The units are based on a pain-threshold study at Johannes Gutenberg University in Mainz, Germany.
“In my opinion, the data are good enough, but … the numbers may not provide the right guidance,” Ostergaard noted. “There’s more work ahead to make it understandable, easy to adopt, and acceptable for a number of industries.”
Raising red flags
Ostergaard cited the Locomotive Act of 1861, also known as the Red Flag Act.
“When the first cars came out, nobody knew what the technology was,” he said. “In England, the law was that you had to have someone walking ahead with a red flag to warn people. Yes, that was safer, but it took away a lot of the benefits of potentially faster transport.”

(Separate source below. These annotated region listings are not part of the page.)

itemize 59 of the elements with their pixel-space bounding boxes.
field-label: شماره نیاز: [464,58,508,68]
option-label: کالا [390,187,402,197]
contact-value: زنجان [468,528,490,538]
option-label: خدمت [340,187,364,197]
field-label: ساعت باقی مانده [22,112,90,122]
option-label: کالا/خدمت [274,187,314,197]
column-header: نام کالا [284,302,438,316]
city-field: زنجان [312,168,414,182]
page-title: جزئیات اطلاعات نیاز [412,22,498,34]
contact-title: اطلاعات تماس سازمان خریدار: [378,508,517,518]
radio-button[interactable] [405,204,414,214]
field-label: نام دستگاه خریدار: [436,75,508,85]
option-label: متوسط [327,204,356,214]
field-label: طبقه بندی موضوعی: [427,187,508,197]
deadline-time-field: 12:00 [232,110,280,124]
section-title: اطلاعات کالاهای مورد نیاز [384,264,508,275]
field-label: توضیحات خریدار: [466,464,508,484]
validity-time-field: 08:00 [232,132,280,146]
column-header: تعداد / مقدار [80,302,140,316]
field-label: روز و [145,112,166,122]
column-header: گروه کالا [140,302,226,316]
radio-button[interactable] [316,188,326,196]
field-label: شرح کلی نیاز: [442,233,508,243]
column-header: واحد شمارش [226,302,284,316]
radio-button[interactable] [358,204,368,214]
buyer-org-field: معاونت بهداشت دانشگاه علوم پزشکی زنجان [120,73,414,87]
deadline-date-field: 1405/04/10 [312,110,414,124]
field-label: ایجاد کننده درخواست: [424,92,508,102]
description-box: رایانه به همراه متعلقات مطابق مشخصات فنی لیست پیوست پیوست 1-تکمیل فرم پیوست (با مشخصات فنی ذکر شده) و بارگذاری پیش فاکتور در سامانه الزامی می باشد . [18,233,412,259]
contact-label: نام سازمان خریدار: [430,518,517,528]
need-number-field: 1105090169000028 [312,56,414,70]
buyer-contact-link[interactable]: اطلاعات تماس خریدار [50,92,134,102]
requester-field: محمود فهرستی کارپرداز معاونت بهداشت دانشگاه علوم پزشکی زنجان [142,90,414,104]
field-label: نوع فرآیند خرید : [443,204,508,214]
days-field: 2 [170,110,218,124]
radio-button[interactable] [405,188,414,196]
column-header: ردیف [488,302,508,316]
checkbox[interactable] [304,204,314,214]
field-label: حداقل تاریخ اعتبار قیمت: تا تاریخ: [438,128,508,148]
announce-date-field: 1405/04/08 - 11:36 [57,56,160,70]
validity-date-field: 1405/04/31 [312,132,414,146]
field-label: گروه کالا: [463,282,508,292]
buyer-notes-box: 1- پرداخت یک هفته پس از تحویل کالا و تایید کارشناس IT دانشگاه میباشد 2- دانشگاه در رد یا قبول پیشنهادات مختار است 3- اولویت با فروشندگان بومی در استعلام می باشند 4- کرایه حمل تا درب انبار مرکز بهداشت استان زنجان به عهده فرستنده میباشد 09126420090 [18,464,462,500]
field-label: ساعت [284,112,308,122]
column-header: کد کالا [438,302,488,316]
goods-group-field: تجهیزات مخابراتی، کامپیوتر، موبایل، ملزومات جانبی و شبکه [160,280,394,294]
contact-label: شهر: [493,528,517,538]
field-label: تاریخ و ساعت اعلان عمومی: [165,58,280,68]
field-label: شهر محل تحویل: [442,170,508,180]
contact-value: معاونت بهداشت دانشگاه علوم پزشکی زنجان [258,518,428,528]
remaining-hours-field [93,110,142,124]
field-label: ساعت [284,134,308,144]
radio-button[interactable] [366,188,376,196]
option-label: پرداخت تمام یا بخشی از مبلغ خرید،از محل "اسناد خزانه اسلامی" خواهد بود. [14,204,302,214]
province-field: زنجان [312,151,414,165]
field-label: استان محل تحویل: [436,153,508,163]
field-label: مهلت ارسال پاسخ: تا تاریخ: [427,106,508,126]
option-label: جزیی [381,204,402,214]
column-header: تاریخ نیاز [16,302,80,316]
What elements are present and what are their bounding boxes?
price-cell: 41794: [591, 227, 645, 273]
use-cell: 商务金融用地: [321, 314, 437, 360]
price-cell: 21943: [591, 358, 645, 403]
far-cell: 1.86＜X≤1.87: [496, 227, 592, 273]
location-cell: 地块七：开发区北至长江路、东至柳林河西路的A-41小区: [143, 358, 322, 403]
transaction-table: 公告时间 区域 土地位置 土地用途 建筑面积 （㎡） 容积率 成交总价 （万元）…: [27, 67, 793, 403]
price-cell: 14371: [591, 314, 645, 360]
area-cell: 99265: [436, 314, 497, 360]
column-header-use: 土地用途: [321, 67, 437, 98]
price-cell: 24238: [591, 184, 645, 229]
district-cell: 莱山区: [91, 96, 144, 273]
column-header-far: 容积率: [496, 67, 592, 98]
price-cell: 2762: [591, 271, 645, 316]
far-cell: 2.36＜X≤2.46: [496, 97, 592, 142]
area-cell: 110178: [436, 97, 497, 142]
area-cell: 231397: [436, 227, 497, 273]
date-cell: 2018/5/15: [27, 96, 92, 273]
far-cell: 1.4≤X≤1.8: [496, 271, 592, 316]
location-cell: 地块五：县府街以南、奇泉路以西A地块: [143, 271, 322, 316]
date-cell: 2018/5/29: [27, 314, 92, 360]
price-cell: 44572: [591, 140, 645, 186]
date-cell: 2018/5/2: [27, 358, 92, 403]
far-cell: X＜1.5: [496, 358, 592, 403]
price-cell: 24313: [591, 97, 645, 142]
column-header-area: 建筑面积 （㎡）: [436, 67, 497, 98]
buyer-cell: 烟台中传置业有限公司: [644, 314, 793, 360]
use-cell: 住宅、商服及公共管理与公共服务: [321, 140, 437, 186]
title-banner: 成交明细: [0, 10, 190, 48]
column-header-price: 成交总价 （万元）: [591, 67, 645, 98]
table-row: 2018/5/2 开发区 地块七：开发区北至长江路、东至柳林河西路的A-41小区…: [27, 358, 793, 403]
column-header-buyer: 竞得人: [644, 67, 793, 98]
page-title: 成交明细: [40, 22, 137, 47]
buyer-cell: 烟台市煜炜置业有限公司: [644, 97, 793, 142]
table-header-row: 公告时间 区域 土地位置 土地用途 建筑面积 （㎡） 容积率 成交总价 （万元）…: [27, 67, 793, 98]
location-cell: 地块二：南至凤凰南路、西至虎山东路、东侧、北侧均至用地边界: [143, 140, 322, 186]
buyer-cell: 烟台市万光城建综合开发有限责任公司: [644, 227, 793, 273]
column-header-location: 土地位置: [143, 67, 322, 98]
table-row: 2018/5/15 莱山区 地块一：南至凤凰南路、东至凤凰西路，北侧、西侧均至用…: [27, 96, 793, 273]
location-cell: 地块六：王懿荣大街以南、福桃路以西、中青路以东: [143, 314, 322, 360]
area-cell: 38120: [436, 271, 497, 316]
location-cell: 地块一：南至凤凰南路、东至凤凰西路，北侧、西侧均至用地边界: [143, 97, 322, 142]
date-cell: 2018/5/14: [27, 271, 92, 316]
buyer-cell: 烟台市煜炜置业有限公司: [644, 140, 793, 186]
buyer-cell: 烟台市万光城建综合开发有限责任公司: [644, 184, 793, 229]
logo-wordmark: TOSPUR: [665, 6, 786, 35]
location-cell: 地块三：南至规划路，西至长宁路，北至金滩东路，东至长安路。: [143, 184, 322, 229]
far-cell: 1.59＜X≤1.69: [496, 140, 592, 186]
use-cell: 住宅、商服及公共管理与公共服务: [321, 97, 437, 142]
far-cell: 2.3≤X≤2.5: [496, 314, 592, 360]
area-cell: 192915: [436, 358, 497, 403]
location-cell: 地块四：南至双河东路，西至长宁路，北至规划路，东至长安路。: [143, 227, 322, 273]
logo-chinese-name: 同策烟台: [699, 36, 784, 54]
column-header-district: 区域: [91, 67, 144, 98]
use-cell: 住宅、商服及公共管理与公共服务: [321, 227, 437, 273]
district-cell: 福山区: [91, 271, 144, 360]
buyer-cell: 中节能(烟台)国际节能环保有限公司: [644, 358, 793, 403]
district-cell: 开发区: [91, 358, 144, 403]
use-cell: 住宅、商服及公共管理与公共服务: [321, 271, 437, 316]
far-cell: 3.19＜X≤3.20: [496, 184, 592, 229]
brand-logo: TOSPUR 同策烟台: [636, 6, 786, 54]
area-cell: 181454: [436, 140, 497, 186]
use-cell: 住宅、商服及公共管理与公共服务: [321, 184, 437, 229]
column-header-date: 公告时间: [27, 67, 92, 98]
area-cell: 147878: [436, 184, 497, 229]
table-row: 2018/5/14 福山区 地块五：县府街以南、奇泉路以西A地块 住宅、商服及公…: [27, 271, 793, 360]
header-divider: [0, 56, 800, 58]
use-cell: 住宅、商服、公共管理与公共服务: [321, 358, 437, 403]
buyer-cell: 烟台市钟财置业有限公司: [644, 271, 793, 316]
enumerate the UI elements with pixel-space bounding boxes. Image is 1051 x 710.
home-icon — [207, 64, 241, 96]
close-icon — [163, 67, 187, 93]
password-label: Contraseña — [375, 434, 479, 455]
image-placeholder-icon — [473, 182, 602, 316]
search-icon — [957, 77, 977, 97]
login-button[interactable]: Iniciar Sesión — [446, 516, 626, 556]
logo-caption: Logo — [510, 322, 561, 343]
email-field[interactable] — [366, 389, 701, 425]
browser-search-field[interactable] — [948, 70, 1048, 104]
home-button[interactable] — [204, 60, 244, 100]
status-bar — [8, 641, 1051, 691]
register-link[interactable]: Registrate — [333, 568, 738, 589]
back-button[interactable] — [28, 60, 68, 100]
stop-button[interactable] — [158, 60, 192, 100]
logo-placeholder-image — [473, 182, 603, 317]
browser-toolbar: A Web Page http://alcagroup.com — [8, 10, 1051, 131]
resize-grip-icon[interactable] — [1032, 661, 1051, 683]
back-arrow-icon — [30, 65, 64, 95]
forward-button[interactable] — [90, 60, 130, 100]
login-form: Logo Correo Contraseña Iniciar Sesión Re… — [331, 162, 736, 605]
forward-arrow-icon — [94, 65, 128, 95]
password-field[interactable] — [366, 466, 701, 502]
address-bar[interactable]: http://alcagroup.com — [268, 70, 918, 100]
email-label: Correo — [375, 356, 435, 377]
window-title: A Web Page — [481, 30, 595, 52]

“But on the other hand, it was the first time that the car was mentioned in law, so it acknowledged that it was a mode of transport that could be used,” Ostergaard said. “It’s a gradual process.”
“We’re dealing with the same thing here — new technology, problems but promise, and the world needs to understand and use it,” he said. “You could include other robots and self-driving cars here. The question is how to limit hazards, plus the degree of acceptance.”
“There has been skepticism that robots could be outside cages, but this should put an end to that,” Ostergaard said. “We’re aware of walking ahead of a car with a red flag, which takes away benefits and is a soft start.”
More work to come
While Universal Robots has its own global compliance officer on the ISO committee, Ostergaard himself is not a member of the ISO working group, but he attends occasional meetings in an advisory capacity. The next one is in Quebec.
“This 10566 is a published document, but there will be more work,” Ostergaard said. “In reality, the robot’s arm is the least dangerous part. The end tool and the workpiece — what the robot is lifting — are bigger hazards. That’s probably what the group will start working on now.”
“There’s a lot to be understood to get better values in the annex,” he said. “Energy dissipation, not force, is what causes injuries. You could hit your knuckles on a table at 800 to 1,000 newtons, but there’s no injury. We don’t know what the right measure is — we’re that far away.” Current robots are rated as low as 50 newtons.
“The standard says the annex numbers can be used, but we’re welcome to come up with our own,” Ostergaard said. “Ideally, a study saying that the numbers could be higher wouldn’t come from a company like Universal Robots but from an independent university or a government agency.”
“The law is based on risk assessment; there’s no such thing as a 100-percent risk-free machine,” he said. “It’s always common sense: Is the risk acceptable? If not, you can do something about it and reassess. The laws define what you have to do.”
More on UR and Co-Robots:
- Fraunhofer IFF Robots Punch People for Research
- Odense: Europe’s Gateway to Robotics
- Cobot Makers Flex Their Muscles at iREX in Tokyo
- Mobile Robots Rev Up for Material Handling
- Teradyne CEO on Universal Robots Acquisition, Strategic Vision
- The Essential Interview: Esben Ostergaard of Universal Robots
“We need to take time with big and small companies, as well as work-safety authorities to help them understand this,” Ostergaard said.
The positives outweigh the negatives, Ostergaard concluded. “As with the Red Flag Act, it will be a continuously evolving process,” he said. “Safety regulations for automobiles are still being made more stringent after 150 years.”
“The same thing will happen to robots,” Ostergaard said. “In the future, robots and cars will be navigating between people, so we need to develop standards. We’ll have to accept some risks, but we need to keep the benefits from new technologies.”